Muon anomalous magnetic moment from effective supersymmetry

Abstract.

We present a detailed analysis on the possible maximal value of the muon \((g-2)_\mu \equiv 2 a_\mu\) within the context of effective SUSY models with R parity conservation. First of all, mixing among the second and the third family sleptons can contribute at one loop level to \(a_\mu^{\mathrm{SUSY}}\) and \(\tau \rightarrow \mu \gamma\) simultaneously.

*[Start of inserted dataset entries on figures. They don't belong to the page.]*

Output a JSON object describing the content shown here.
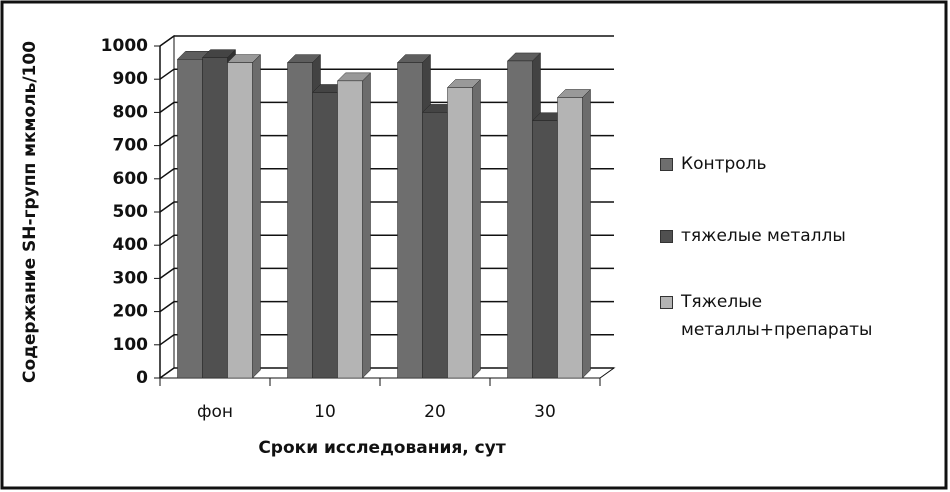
{
  "chart_data": {
    "type": "bar3d",
    "y_label": "Содержание SH-групп мкмоль/100",
    "x_label": "Сроки исследования, сут",
    "categories": [
      "фон",
      "10",
      "20",
      "30"
    ],
    "series": [
      {
        "name": "Контроль",
        "color": "#6e6e6e",
        "values": [
          960,
          950,
          950,
          955
        ]
      },
      {
        "name": "тяжелые металлы",
        "color": "#505050",
        "values": [
          965,
          860,
          800,
          775
        ]
      },
      {
        "name": "Тяжелые металлы+препараты",
        "color": "#b4b4b4",
        "values": [
          950,
          895,
          875,
          845
        ]
      }
    ],
    "ylim": [
      0,
      1000
    ],
    "yticks": [
      0,
      100,
      200,
      300,
      400,
      500,
      600,
      700,
      800,
      900,
      1000
    ],
    "grid": true,
    "legend": "right"
  }
}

One finds that \(a_\mu^{\mathrm{SUSY}}\) can be as large as \((10 \)–\( 20)\times 10^{-10}\) for any \(\tan\beta\), imposing an upper limit on the \(\tau\rightarrow \mu \gamma\) branching ratio. Furthermore, the two loop Barr–Zee type contributions to \(a_\mu^{\mathrm{SUSY}}\) may be significant for large \(\tan\beta\), if a stop is light and \(\mu\) and \(A_t\) are large enough (\(\sim O(1)\) TeV). In this case, it is possible to have \(a_\mu^{\mathrm{SUSY}}\) up to \(O(10) \times 10^{-10}\) without conflicting with \(\tau \rightarrow l \gamma\). We conclude that the possible maximal value for \(a_\mu^{\mathrm{SUSY}}\) is about \(\sim 20 \times 10^{-10}\) for any \(\tan\beta\). Therefore the BNL experiment on the muon \(a_\mu\) can exclude the effective SUSY models only if the measured deviation is larger than \(\sim 30 \times 10^{-10}\).